Here are some the highlights from Urban’s Q&A…
- His dad took him to see Johnny Cash at 5 years old.
- “My dad bought my brother and us little Western shirts with bolo ties and off we went to see Johnny Cash. What I remember from that concert was how loud the crowd was. It was a 5,000-seat venue which, when you’re tiny, might as well be a stadium. I remember just the roar of everybody when this guy walked on stage, and that’s never left me — the power of that, when he played the guitar and sang, was just an extraordinary thing, the connection he made with everybody…It was that recognition of this is the thing I’m meant to do.”
- The strangest place he performed at was at a airport where he and his trio were set up by the lone baggage carousel.
- “I had a manager that did some shoddy deal with some airline for free tickets if we did a gig for the airline, which sounds like ‘What could possibly go wrong?’ We were like, ‘Who are we playing for?!’…It was absurd. There was nobody there.
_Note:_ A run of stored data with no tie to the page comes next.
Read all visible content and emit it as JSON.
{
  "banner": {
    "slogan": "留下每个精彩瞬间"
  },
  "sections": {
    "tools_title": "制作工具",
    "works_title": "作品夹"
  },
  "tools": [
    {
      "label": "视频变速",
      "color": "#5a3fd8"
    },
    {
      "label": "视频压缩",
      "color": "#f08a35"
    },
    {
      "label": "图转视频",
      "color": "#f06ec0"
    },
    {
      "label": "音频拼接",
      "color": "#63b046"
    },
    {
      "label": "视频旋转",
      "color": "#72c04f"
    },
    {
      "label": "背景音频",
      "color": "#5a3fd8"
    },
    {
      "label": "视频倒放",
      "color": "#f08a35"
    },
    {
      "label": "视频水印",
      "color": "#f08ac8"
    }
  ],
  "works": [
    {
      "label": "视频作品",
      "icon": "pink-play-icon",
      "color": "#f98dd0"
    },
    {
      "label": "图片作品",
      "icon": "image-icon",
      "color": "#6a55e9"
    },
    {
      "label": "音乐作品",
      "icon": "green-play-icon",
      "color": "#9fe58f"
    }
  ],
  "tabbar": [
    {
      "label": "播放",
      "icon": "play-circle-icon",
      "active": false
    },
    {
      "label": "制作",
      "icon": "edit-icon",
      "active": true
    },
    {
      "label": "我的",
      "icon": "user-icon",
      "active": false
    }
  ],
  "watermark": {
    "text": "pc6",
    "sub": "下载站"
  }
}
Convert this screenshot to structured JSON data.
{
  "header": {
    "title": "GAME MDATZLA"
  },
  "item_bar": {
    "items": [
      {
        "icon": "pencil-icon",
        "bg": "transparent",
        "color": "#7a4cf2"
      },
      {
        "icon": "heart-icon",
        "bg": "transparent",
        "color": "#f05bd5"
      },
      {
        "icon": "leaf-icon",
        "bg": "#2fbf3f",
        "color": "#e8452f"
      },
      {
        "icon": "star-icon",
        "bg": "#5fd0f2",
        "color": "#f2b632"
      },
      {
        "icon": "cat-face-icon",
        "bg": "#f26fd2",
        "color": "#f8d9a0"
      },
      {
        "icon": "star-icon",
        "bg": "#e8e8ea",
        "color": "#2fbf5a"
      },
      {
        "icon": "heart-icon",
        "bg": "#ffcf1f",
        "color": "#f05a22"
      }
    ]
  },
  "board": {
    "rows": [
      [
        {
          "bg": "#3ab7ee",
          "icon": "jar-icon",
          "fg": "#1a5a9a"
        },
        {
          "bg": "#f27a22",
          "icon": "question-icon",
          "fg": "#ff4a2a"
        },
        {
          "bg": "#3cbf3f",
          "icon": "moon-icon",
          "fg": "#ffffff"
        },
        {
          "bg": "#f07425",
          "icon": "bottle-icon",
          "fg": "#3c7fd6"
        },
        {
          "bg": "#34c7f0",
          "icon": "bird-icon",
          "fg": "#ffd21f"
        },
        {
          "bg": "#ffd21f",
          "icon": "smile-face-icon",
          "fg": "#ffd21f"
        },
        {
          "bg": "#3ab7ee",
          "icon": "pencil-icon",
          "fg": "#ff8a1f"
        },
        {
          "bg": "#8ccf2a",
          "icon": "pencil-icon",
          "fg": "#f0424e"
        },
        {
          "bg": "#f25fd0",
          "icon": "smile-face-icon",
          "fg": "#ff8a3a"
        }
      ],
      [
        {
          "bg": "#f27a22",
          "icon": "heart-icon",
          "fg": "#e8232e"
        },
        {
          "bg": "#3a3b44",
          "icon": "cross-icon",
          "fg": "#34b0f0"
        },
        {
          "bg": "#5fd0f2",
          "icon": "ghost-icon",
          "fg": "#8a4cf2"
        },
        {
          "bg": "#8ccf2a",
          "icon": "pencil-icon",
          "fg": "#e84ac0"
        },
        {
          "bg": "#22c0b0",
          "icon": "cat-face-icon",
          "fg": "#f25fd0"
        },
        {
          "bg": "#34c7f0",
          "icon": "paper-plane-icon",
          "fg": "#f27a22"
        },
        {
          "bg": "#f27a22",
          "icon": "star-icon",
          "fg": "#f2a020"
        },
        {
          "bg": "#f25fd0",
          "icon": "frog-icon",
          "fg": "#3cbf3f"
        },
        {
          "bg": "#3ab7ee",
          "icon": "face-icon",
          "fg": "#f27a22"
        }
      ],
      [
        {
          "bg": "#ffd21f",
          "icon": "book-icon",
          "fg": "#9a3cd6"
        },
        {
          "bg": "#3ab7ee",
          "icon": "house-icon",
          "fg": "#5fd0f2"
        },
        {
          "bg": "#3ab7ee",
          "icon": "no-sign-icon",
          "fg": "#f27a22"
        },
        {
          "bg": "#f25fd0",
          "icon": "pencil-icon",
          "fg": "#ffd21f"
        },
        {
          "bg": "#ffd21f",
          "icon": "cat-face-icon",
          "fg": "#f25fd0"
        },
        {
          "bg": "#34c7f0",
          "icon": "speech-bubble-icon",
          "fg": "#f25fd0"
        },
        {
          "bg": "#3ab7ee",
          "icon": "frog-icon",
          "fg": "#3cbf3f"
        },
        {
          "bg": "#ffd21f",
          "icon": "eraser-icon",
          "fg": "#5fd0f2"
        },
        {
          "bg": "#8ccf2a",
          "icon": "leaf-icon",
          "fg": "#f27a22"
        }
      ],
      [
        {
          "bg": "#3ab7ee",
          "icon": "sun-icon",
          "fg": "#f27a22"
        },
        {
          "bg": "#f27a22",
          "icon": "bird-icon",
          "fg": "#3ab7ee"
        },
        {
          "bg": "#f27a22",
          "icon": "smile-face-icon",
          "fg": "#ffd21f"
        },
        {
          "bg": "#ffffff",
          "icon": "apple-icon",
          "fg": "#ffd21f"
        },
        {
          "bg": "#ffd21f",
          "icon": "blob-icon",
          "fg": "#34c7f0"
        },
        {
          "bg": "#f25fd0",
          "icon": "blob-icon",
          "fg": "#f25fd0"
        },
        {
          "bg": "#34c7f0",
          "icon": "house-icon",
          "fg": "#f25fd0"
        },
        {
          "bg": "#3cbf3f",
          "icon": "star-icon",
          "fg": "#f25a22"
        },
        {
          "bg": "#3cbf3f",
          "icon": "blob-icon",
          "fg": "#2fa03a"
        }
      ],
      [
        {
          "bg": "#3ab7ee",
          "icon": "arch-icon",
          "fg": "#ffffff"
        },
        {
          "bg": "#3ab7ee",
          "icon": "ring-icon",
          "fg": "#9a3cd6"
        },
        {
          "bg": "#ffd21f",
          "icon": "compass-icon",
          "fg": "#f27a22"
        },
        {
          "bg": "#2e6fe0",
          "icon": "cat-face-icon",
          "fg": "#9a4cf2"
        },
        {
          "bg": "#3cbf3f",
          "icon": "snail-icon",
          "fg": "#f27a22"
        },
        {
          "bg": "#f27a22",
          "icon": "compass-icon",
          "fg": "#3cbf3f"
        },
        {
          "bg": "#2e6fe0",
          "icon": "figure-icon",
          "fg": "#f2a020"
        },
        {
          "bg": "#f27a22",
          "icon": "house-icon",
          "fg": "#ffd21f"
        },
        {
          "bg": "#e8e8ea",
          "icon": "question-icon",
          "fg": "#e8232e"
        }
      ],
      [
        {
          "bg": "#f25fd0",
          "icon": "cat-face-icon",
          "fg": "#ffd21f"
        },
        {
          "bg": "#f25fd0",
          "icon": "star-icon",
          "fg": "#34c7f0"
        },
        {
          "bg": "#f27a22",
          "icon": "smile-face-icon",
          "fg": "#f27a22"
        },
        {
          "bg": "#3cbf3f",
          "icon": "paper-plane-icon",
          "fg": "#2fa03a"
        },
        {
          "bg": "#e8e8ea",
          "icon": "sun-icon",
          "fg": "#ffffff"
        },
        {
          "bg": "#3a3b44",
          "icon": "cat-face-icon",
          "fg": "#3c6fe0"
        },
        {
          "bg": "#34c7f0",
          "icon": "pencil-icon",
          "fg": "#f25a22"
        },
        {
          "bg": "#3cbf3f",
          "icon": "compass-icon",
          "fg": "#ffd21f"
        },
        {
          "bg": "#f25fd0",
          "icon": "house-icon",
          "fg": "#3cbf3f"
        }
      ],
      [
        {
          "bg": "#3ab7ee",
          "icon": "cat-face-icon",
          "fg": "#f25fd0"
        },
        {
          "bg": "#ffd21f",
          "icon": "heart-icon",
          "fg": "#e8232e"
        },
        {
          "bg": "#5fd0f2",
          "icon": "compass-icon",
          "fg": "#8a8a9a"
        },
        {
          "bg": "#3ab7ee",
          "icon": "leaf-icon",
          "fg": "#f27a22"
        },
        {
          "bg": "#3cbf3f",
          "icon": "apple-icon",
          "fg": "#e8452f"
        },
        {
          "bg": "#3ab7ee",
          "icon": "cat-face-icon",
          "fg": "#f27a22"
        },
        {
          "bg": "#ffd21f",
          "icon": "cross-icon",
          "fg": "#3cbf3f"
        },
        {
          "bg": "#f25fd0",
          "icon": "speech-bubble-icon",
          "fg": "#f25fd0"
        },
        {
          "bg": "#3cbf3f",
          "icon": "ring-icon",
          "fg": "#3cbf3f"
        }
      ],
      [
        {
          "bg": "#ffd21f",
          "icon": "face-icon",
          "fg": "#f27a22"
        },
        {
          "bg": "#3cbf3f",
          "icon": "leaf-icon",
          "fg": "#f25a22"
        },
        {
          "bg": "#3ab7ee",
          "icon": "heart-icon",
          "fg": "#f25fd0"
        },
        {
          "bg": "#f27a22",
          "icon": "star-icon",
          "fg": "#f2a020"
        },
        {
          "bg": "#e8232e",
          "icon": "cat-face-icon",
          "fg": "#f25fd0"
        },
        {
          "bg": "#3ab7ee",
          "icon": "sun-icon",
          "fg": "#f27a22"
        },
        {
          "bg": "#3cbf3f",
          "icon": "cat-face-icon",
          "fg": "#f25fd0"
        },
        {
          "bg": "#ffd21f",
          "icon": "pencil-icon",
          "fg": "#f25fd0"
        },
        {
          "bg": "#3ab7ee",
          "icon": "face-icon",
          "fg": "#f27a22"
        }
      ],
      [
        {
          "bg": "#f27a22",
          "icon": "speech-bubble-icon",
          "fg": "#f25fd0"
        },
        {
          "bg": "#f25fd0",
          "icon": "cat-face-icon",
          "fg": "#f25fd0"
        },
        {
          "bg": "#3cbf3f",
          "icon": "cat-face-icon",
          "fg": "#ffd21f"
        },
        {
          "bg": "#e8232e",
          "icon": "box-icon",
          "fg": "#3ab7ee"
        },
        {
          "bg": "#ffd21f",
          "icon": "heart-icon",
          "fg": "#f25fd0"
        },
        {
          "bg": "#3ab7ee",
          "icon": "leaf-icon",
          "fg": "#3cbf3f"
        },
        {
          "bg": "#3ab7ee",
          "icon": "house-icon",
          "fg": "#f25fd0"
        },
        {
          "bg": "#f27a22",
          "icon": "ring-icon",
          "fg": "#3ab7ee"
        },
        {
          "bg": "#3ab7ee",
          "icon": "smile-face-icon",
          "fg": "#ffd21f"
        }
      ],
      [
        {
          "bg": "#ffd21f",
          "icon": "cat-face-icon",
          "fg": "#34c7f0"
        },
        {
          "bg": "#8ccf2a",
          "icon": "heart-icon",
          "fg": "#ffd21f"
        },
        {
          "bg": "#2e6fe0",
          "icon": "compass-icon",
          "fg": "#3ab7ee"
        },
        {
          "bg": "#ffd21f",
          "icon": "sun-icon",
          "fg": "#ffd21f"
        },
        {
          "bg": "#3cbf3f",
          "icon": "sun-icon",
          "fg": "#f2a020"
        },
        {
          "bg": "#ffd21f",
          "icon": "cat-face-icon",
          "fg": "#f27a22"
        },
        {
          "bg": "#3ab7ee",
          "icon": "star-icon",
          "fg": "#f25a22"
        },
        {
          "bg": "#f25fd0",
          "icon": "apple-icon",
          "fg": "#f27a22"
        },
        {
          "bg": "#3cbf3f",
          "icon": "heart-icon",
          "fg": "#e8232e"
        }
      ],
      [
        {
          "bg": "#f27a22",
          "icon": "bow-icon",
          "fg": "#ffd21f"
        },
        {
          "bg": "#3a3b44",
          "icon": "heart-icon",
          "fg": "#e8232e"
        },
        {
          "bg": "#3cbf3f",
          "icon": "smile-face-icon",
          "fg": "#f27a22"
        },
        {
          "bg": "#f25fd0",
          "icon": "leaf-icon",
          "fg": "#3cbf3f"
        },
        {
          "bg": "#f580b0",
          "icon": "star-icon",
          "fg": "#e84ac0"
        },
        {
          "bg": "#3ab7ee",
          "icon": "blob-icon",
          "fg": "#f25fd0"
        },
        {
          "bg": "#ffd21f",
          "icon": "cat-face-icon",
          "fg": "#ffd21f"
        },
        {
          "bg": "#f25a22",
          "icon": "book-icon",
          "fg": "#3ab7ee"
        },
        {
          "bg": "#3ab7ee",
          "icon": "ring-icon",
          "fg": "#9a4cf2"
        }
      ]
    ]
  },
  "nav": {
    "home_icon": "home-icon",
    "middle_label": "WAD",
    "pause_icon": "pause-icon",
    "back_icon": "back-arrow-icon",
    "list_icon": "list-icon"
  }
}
I said to the airport ‘manager,’ ‘So when do we play?’ He said, ‘Just start playing now.’ ‘It’s 1 p.m. There’s nobody here!’ ‘Ah, they’ll show up.’ We start playing and some people came over and some more peoplecame over and ‘This is getting pretty good’ and we got a decent crowd. Then halfway through one song, [makes a baggage arrival signal noise] and the bags start coming out. I just go on the thing and went for a ride, playing guitar.”
- Even Keith struggles with perfectionist tendencies.
- “When I create something I can only hear it for what it isn’t. I don’t hear it for what it is…In my head it’s fully formed, so once it’s out I’m listening to anything that doesn’t match what’s in my head, so I’m spotting all this stuff. But just because that’s different… doesn’t mean it isn’t working.”
- A childhood house fire awakened his philanthropic spirit.
- At the age of 10, Urban’s family home burned down. No one was hurt and he was at school at the time. “We lost everything. The whole place burnt, done,” he said. To the rescue came the local country music club, of which his parents were members. The group organized a fundraiser to help the family get back on their feet. “I saw this spirit at a young age and it certainly stuck with me,” Urban said, adding that one of his great joys in performing is the ability to “bring everybody together.”
- Social media brings out our self-awneress.
- “Self-awareness is very dangerous. Ultimately you’re critiquing while you’re creating, and that’s just death,” he said. “The fact is, it gets so cerebral. I don’t know where this stuff comes from – the heart, the cosmos. It’s mystical, it’s alchemy.”
Later that evening the country singer took to the stage at the iconic Stubbs BBQ. Performing “You Look Good in My Shirt,” he walked into the crowd and performed on a small platform int he back of the venue and gave his guitar away to a luck fan.